Prove that $\gcd(F_{3K},L_{3k}) \equiv 2$

Question

Following this definition $L_K = F_{K-1} + F_{K+1}$

We have that $\gcd(F_{3K},L_{3k}) = \gcd(F_{3k}, F_{3k+1} + F_{3k-1}) =\gcd(F_{3k}, 2F_{3k-1})$

I don't know where to go from here.

How do I prove that $\gcd(F_{3k}, 2F_{3k-1})\equiv 2$

Answer 1

First, let us prove by induction that $F_{3k}$ is even.

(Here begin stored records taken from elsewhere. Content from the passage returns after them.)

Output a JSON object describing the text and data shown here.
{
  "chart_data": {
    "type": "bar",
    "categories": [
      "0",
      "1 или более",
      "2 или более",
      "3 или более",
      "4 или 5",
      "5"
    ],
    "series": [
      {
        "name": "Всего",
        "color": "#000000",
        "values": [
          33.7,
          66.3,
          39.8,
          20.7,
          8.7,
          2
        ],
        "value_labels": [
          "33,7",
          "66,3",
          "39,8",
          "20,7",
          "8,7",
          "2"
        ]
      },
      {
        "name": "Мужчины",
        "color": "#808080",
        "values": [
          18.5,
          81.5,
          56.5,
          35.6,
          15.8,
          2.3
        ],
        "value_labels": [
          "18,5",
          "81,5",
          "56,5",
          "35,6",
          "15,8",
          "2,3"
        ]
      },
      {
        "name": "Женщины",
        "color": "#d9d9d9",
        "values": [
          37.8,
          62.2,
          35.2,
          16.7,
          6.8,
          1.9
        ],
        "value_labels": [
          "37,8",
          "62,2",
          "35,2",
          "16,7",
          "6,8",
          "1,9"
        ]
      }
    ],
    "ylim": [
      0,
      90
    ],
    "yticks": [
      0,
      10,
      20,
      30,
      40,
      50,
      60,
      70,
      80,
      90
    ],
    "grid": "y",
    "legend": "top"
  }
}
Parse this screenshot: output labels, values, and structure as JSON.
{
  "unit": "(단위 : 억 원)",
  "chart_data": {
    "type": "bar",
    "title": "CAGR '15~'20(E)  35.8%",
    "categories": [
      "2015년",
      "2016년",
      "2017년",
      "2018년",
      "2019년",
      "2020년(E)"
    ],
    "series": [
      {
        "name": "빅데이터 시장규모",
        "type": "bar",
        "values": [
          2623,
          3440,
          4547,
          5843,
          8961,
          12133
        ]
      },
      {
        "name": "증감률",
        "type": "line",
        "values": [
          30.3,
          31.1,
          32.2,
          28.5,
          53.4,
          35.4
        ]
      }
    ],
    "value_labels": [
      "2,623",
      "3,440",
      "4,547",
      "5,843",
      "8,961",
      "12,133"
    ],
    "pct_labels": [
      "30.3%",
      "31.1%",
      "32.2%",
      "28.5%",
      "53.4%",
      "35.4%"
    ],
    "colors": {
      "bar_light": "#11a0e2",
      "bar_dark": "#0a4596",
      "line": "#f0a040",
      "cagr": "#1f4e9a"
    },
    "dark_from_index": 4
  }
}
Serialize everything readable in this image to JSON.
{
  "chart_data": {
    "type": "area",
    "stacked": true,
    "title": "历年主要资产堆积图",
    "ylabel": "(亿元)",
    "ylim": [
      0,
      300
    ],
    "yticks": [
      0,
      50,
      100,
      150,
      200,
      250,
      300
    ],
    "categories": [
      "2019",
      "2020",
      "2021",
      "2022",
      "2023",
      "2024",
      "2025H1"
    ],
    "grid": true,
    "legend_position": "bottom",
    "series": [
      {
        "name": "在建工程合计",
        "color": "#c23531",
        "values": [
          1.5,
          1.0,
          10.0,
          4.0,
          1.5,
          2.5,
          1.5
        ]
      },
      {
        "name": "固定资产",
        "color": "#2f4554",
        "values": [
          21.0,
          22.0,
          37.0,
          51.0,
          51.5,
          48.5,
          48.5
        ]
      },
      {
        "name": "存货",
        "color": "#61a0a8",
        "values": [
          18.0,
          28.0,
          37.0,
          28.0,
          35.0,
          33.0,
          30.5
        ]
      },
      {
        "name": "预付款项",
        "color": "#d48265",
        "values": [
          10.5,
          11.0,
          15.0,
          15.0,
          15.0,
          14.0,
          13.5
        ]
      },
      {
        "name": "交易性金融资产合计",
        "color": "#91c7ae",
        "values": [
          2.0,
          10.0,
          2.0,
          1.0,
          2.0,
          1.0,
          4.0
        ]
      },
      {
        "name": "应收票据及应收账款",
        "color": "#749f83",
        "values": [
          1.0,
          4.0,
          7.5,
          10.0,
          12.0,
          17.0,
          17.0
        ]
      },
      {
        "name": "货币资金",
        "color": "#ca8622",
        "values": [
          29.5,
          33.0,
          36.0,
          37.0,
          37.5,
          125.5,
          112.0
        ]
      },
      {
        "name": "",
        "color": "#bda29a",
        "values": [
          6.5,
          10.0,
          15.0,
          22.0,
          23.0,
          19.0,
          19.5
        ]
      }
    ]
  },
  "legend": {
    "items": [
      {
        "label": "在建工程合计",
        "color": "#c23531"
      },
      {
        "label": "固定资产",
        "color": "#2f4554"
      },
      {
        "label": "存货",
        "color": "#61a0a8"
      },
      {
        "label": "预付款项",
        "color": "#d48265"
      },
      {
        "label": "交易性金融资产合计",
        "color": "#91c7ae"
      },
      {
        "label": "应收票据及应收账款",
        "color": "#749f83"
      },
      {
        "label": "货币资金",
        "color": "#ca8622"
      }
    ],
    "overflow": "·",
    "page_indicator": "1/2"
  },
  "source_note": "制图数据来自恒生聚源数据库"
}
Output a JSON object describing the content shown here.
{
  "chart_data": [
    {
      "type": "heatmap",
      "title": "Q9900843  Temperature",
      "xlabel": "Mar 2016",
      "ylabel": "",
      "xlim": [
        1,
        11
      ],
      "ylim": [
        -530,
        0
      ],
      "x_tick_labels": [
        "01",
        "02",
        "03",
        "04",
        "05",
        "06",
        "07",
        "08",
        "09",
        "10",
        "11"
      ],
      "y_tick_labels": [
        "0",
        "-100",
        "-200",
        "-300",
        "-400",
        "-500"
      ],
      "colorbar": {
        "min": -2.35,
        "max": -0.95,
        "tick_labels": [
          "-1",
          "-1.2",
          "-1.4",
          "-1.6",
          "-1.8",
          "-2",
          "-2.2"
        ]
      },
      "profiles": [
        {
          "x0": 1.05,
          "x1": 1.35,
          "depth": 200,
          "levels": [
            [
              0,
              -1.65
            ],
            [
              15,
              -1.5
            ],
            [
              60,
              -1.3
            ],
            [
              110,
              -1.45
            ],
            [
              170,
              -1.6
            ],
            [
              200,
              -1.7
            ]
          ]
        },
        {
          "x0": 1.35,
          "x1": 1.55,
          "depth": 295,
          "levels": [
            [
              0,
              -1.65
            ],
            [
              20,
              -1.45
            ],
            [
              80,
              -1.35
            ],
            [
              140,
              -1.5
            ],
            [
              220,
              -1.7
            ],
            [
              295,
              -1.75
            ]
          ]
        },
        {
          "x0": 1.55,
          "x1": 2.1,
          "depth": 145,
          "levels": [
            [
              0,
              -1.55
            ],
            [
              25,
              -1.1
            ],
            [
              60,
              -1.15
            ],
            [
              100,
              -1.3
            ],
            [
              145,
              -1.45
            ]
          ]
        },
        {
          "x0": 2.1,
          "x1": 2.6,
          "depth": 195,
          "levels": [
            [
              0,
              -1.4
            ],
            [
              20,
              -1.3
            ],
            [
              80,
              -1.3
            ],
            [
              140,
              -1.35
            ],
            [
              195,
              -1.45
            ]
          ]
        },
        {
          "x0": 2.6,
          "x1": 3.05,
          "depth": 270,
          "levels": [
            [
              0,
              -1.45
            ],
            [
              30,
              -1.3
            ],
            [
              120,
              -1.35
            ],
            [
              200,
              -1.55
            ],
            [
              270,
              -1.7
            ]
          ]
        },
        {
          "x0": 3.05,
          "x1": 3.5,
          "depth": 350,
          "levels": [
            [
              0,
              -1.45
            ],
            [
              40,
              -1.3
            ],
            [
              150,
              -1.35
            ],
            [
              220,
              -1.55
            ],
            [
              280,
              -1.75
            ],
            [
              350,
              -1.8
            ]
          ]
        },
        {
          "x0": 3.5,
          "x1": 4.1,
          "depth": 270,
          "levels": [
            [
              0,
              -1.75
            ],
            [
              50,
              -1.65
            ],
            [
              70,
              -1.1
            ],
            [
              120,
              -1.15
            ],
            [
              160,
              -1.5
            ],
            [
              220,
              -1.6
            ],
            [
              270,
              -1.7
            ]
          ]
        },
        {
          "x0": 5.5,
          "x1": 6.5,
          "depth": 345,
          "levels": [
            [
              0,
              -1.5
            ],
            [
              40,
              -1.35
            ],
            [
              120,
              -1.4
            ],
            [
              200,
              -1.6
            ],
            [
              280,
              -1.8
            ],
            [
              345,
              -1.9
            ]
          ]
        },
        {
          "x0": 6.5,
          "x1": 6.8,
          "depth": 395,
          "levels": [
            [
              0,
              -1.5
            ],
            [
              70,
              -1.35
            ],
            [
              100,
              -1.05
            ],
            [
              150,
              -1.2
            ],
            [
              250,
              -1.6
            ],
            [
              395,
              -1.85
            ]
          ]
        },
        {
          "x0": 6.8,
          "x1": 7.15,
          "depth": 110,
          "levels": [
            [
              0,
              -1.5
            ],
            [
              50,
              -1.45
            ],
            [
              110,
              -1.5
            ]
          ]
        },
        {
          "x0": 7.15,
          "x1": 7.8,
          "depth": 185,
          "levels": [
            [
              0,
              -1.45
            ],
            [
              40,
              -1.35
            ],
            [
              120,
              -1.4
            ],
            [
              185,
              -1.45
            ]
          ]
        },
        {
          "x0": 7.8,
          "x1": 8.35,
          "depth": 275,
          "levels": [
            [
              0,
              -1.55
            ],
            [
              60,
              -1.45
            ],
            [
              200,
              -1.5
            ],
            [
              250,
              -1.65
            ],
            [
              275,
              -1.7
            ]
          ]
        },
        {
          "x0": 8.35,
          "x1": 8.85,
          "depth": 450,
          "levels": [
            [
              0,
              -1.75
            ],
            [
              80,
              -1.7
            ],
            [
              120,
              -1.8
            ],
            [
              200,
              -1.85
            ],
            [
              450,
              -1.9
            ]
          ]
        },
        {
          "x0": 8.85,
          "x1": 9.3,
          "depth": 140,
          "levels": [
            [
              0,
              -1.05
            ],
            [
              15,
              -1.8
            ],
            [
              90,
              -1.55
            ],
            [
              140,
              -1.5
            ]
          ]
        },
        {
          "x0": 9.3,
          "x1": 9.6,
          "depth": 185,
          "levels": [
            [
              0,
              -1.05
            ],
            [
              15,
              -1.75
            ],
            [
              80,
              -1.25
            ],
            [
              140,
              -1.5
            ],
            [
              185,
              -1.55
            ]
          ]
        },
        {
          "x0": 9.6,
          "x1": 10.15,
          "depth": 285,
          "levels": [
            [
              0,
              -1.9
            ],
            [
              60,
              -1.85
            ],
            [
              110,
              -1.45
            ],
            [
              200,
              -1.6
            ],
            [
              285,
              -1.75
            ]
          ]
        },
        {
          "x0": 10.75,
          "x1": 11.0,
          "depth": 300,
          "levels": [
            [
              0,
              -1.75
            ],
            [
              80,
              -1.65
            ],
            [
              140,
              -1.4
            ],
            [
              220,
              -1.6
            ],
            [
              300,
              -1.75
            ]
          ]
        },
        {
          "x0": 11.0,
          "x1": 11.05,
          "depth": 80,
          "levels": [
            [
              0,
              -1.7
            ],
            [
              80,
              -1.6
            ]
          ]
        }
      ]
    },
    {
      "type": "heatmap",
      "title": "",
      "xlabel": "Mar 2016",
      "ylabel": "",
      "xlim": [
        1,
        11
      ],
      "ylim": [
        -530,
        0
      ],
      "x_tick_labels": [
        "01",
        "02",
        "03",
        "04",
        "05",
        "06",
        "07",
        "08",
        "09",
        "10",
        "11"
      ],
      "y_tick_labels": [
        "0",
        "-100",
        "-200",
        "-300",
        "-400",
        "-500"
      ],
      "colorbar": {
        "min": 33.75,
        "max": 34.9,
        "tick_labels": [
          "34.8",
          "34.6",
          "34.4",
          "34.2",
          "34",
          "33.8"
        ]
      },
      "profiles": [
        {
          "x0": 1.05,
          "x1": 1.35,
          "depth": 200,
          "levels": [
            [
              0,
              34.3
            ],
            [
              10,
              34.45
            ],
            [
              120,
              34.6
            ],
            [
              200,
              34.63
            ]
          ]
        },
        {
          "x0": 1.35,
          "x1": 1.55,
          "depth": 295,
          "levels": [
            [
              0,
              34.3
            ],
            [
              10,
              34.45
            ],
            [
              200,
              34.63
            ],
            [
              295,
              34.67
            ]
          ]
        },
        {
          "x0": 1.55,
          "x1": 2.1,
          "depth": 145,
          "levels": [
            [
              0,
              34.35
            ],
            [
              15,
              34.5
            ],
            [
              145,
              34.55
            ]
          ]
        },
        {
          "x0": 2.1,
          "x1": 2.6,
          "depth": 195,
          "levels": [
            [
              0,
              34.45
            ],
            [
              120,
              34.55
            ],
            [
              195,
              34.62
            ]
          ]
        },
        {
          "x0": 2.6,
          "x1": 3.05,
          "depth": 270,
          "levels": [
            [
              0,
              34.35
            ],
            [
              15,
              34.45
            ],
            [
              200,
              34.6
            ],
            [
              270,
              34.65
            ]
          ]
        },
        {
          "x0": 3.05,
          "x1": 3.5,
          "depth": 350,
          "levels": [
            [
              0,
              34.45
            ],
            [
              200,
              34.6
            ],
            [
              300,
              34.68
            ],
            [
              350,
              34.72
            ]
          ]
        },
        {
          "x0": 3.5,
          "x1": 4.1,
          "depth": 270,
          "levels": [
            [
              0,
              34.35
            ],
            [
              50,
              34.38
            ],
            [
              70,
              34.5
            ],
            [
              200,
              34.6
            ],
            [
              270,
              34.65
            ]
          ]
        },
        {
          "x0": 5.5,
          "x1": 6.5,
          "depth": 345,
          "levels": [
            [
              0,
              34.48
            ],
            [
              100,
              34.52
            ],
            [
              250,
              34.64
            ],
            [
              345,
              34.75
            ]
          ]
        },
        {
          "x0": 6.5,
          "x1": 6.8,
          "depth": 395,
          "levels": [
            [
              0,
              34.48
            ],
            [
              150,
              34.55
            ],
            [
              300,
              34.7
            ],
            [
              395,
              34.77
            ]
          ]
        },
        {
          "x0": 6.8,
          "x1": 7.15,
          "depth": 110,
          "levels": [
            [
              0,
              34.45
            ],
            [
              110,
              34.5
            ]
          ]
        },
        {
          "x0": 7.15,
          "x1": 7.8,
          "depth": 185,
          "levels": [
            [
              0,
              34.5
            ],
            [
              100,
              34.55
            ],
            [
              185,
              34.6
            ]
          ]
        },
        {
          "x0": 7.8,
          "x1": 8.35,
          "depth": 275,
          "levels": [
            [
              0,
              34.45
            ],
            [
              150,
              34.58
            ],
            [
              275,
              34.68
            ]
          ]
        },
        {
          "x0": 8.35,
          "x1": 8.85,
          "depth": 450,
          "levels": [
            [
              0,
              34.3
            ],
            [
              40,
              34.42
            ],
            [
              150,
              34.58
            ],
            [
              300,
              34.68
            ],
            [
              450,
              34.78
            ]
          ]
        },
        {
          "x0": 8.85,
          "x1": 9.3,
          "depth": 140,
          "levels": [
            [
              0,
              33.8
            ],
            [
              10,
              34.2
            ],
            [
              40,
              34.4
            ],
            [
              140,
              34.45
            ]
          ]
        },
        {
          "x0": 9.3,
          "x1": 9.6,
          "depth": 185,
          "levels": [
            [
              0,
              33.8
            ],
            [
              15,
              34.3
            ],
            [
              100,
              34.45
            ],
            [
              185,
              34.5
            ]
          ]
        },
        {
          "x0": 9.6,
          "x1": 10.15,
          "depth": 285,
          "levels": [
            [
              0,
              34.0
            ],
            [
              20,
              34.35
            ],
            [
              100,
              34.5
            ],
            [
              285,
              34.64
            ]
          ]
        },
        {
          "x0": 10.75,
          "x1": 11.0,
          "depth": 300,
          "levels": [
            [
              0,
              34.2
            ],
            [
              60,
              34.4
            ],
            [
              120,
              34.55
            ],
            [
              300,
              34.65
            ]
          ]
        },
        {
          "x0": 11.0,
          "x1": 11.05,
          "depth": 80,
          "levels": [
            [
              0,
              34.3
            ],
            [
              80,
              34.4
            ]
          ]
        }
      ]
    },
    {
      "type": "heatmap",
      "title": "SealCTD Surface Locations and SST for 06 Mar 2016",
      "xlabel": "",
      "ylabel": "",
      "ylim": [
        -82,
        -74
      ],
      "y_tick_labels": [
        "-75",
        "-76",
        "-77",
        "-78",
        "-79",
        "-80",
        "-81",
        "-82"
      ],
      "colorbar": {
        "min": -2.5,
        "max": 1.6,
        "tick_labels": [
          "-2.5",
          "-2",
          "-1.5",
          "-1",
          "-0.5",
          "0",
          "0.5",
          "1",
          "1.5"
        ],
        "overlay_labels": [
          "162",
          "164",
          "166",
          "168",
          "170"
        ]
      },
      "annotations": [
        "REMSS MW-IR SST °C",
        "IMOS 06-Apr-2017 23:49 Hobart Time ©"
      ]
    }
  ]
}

We have $F_1=F_2=1,F_3=2$. Suppose that $F_{3k-2}\equiv F_{3k-1}\equiv 1,F_{3k}\equiv 0\pmod 2$. Then, $$F_{3k+1}\equiv 1+0\equiv 1,\quad F_{3k+2}\equiv 0+1\equiv 1,\quad F_{3k+3}\equiv 1+1\equiv 0\pmod 2$$

Therefore, we have that $F_{3k}$ is even.

Second, we have that $\gcd(F_n,F_{n+1})=1$. See, for example, Fibonacci Numbers $F_n$ and $F_{n + 1}$ are relatively prime for all $n \geq 0$..

It follows from these that $\gcd(F_{3k},2F_{3k-1})=2$.